Agencies will, however, be free to process the bulk of the procurement task, such as sourcing, requisitioning and order-tracking, with their own internal systems, rather than using the Oracle-supplied part of GoProcure’s solution.
This compromise course on GoProcure was signalled last month. Such mandating breaks with policy established in the late 1980s of individual departmental choice and accountability, State Services Minister Trevor Mallard acknowledges. There has been a trend towards such cross-departmental thinking already within e-government, he says, with a standard metadata scheme and interoperability requirements enforced across agencies for the greater good.
"Increasingly there will be a number of agencies working on projects together and a number of eyes on them," rather than all the work being done in one agency and perhaps duplicated in another.
Mallard even suggests that a little less staunch departmental independence might have saved the government from embarrassments like the unsuccessful Incis police computer system. If there had been a few more eyes on that, doubts about its viability might have been raised earlier, he suggests.
The government’s "Review of the Centre" report (see Departments likely to co-orperate more under e-gov't) signalled an increased degree of co-operation as desirable, particularly among groups of agencies with common spheres of operation, Mallard notes.
"We [government agencies] have had a history since 1988 of thinking of ourselves rather than the whole of government," Mallard says.
"This is not a big Stalinist change, but there is a change of direction towards what we think is good for the whole of government and for New Zealand."
Suppliers to government will be required to participate in the system, but this does not mean a lawnmowing service being required to put in an online GoProcure connection, says e-government procurement specialist Greg Nichols. Such a small trader would have their details on the system, but would deal one to one with the customer.
Having a single point of contact with government procurement will be to the particular benefit of New Zealand’s many small and medium-sized enterprises, says Mallard.

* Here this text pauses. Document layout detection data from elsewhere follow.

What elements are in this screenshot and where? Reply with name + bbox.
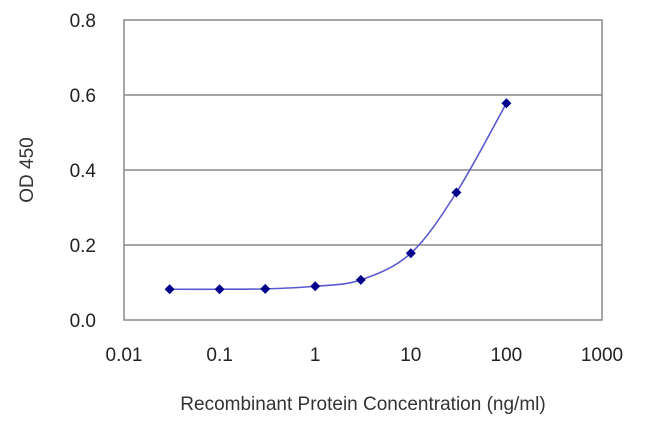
y-tick-label: 0.8 [70, 11, 96, 32]
y-axis-ticks: 0.0 0.2 0.4 0.6 0.8 [70, 11, 97, 332]
y-tick-label: 0.2 [70, 236, 96, 257]
y-tick-label: 0.4 [70, 161, 97, 182]
data-point-marker [451, 187, 462, 198]
data-point-marker [501, 98, 512, 109]
y-axis-title: OD 450 [17, 137, 38, 202]
data-point-marker [310, 281, 321, 292]
x-tick-label: 1 [310, 345, 321, 366]
x-axis-ticks: 0.01 0.1 1 10 100 1000 [106, 345, 624, 366]
data-point-marker [355, 274, 366, 285]
data-point-marker [214, 284, 225, 295]
x-tick-label: 100 [491, 345, 523, 366]
grid-lines [124, 94, 602, 246]
x-tick-label: 1000 [581, 345, 623, 366]
series-group [164, 98, 512, 295]
y-tick-label: 0.6 [70, 86, 96, 107]
y-tick-label: 0.0 [70, 311, 96, 332]
data-point-marker [405, 248, 416, 259]
x-tick-label: 0.1 [206, 345, 232, 366]
x-tick-label: 10 [400, 345, 421, 366]
x-tick-label: 0.01 [106, 345, 143, 366]
data-point-marker [164, 284, 175, 295]
plot-frame [123, 19, 603, 321]
x-axis-title: Recombinant Protein Concentration (ng/ml… [180, 394, 545, 415]
data-point-marker [260, 283, 271, 294]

Five departments and crown entities, which have not been named, will be in the first batch to come on to the system, and likely to adopt it entirely. This first phase will run to October 2003. From the following month, GoProcure "will be progressively rolled out to all other departments and large crown entities", says Mallard. Crown entities and organisations on the fringe of government, like universities, will not be required to link to the system, but some Crown entities are among the early enthusiasts, Mallard hints.
The price of the system is still under negotiation with providers Oracle and CAP-Gemini. An original contract figure of $7.5m is the starting point for negotiations, says e-government unit head Brendan Boyle.
GoProcure is expected to be a revenue-neutral exercise, with user agencies paying a fixed levy to use the system. This is a better plan than a percentage on transactions, which could encourage users to circumvent the system. That "clip the ticket" approach was considered, but it has failed in exercises such as the School Trustees Association’s STAbuy, says Boyle.